The city will expand its partnership with NV Energy to encompass a mix of energy-efficiency programs, a large-scale solar project and purchasing agreement to reach its goal.
The city will make the switch in January 2017, pending approval by the state’s Public Utilities Commission.
“Every city light, city park, community center, fire station and service yard will be 100 percent covered by renewable energy,” Goodman said.
NV Energy CEO Paul Caudill joined Goodman and other local officials in making the announcement. Caudill, who made a similar deal in August with data company Switch, said solar will be the predominant form of renewable energy in the company’s portfolio once the deal takes effect.
The city will be entitled to a portion of energy from a 100 megawatt solar project being built by SunPower near Boulder City in the Eldorado Valley. NV Energy will buy the power from the solar company and transmit it to the city.
The cost of solar for NV Energy will be about $48 a megawatt hour — a price drop of more than 50 percent over the past five years in Nevada for large-scale solar projects.
“It’s cheaper than what we could build a new natural gas plant for,” Caudill said.
The city will pay a premium to go 100 percent renewable.
The money it pays for the renewable energy will offset what it would be using for carbon-based electricity.
Energy-efficiency programs and other conservation measures have saved the city more than $20 million in the last five years. The city says new efforts will save the city an additional $250,000 a year and will offset the cost for the new solar energy and the other existing renewables.
City officials and business leaders heralded the news as a way to cut emissions and attract businesses. It is a major branding opportunity, said Jonas Peterson, CEO of the Las Vegas Global Economic Alliance.
“Companies don’t just choose tax climates, they choose cultures,” he said.
The news comes in a year in which Caudill and NV Energy have engaged with multiple businesses about the cost of going green.
In an attempt to go 100 percent renewable, Switch unsuccessfully applied with the PUC in 2014 to exit its power contract with NV Energy. Both companies hashed out a deal this summer that is the framework for what the city is now trying to get.

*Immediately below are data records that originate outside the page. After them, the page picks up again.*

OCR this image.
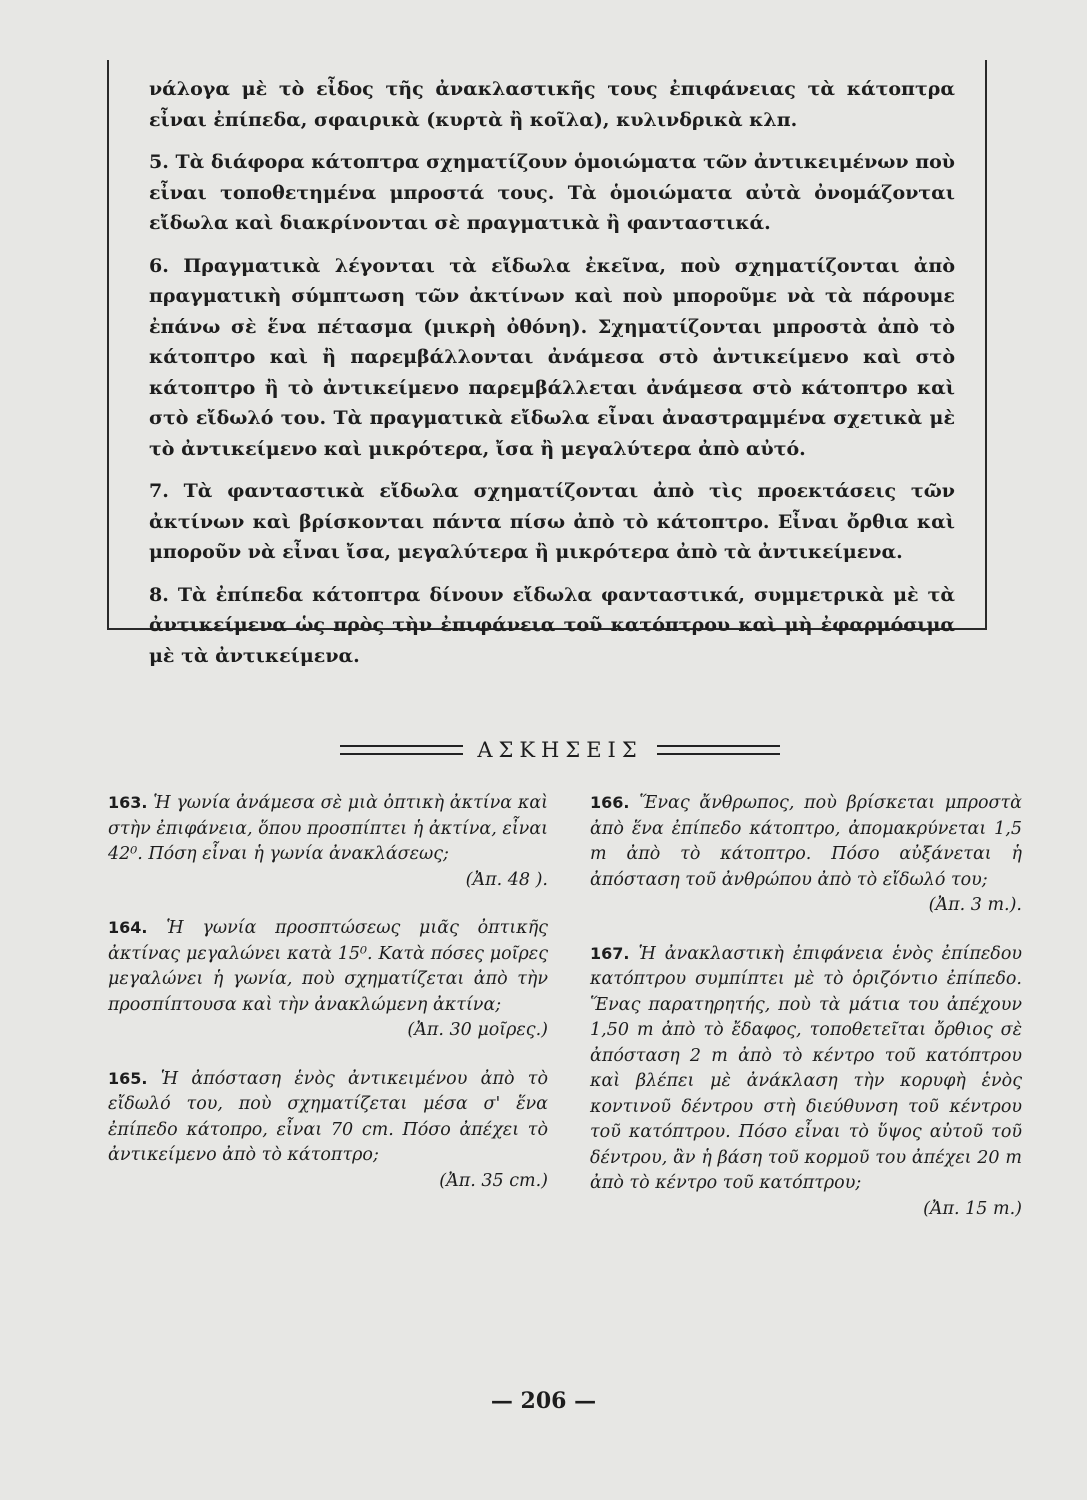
νάλογα μὲ τὸ εἶδος τῆς ἀνακλαστικῆς τους ἐπιφάνειας τὰ κάτοπτρα εἶναι ἐπίπεδα, σφαιρικὰ (κυρτὰ ἢ κοῖλα), κυλινδρικὰ κλπ.

5. Τὰ διάφορα κάτοπτρα σχηματίζουν ὁμοιώματα τῶν ἀντικειμένων ποὺ εἶναι τοποθετημένα μπροστά τους. Τὰ ὁμοιώματα αὐτὰ ὀνομάζονται εἴδωλα καὶ διακρίνονται σὲ πραγματικὰ ἢ φανταστικά.

6. Πραγματικὰ λέγονται τὰ εἴδωλα ἐκεῖνα, ποὺ σχηματίζονται ἀπὸ πραγματικὴ σύμπτωση τῶν ἀκτίνων καὶ ποὺ μποροῦμε νὰ τὰ πάρουμε ἐπάνω σὲ ἕνα πέτασμα (μικρὴ ὀθόνη). Σχηματίζονται μπροστὰ ἀπὸ τὸ κάτοπτρο καὶ ἢ παρεμβάλλονται ἀνάμεσα στὸ ἀντικείμενο καὶ στὸ κάτοπτρο ἢ τὸ ἀντικείμενο παρεμβάλλεται ἀνάμεσα στὸ κάτοπτρο καὶ στὸ εἴδωλό του. Τὰ πραγματικὰ εἴδωλα εἶναι ἀναστραμμένα σχετικὰ μὲ τὸ ἀντικείμενο καὶ μικρότερα, ἴσα ἢ μεγαλύτερα ἀπὸ αὐτό.

7. Τὰ φανταστικὰ εἴδωλα σχηματίζονται ἀπὸ τὶς προεκτάσεις τῶν ἀκτίνων καὶ βρίσκονται πάντα πίσω ἀπὸ τὸ κάτοπτρο. Εἶναι ὄρθια καὶ μποροῦν νὰ εἶναι ἴσα, μεγαλύτερα ἢ μικρότερα ἀπὸ τὰ ἀντικείμενα.

8. Τὰ ἐπίπεδα κάτοπτρα δίνουν εἴδωλα φανταστικά, συμμετρικὰ μὲ τὰ ἀντικείμενα ὡς πρὸς τὴν ἐπιφάνεια τοῦ κατόπτρου καὶ μὴ ἐφαρμόσιμα μὲ τὰ ἀντικείμενα.

ΑΣΚΗΣΕΙΣ
163. Ἡ γωνία ἀνάμεσα σὲ μιὰ ὀπτικὴ ἀκτίνα καὶ στὴν ἐπιφάνεια, ὅπου προσπίπτει ἡ ἀκτίνα, εἶναι 42⁰. Πόση εἶναι ἡ γωνία ἀνακλάσεως;
(Ἀπ. 48 ).
164. Ἡ γωνία προσπτώσεως μιᾶς ὀπτικῆς ἀκτίνας μεγαλώνει κατὰ 15⁰. Κατὰ πόσες μοῖρες μεγαλώνει ἡ γωνία, ποὺ σχηματίζεται ἀπὸ τὴν προσπίπτουσα καὶ τὴν ἀνακλώμενη ἀκτίνα;
(Ἀπ. 30 μοῖρες.)
165. Ἡ ἀπόσταση ἑνὸς ἀντικειμένου ἀπὸ τὸ εἴδωλό του, ποὺ σχηματίζεται μέσα σ' ἕνα ἐπίπεδο κάτοπρο, εἶναι 70 cm. Πόσο ἀπέχει τὸ ἀντικείμενο ἀπὸ τὸ κάτοπτρο;
(Ἀπ. 35 cm.)
166. Ἕνας ἄνθρωπος, ποὺ βρίσκεται μπροστὰ ἀπὸ ἕνα ἐπίπεδο κάτοπτρο, ἀπομακρύνεται 1,5 m ἀπὸ τὸ κάτοπτρο. Πόσο αὐξάνεται ἡ ἀπόσταση τοῦ ἀνθρώπου ἀπὸ τὸ εἴδωλό του;
(Ἀπ. 3 m.).
167. Ἡ ἀνακλαστικὴ ἐπιφάνεια ἑνὸς ἐπίπεδου κατόπτρου συμπίπτει μὲ τὸ ὁριζόντιο ἐπίπεδο. Ἕνας παρατηρητής, ποὺ τὰ μάτια του ἀπέχουν 1,50 m ἀπὸ τὸ ἔδαφος, τοποθετεῖται ὄρθιος σὲ ἀπόσταση 2 m ἀπὸ τὸ κέντρο τοῦ κατόπτρου καὶ βλέπει μὲ ἀνάκλαση τὴν κορυφὴ ἑνὸς κοντινοῦ δέντρου στὴ διεύθυνση τοῦ κέντρου τοῦ κατόπτρου. Πόσο εἶναι τὸ ὕψος αὐτοῦ τοῦ δέντρου, ἂν ἡ βάση τοῦ κορμοῦ του ἀπέχει 20 m ἀπὸ τὸ κέντρο τοῦ κατόπτρου;
(Ἀπ. 15 m.)
— 206 —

Las Vegas Sands, MGM Resorts International and Wynn Resorts followed suit. They are looking to end current contracts with NV Energy — an effort triggered by low natural gas prices and a desire to switch to more renewables.
The PUC will resolve that matter by the end of the year.
NV Energy is also involved in a battle in which regulators will determine the cost of rooftop solar in Nevada by Jan. 1.
Environmental advocates and rooftop solar companies have rebuked NV Energy as a monopoly this year, as lawmakers and regulators have weighed how the utility should pay customers participating in net metering, which pays rooftop solar customers for providing energy to the grid.
“We are not afraid of competition,” Caudill said. “What we are invested in is working with customers like the city of Las Vegas and Switch to compete. This is all making us better.”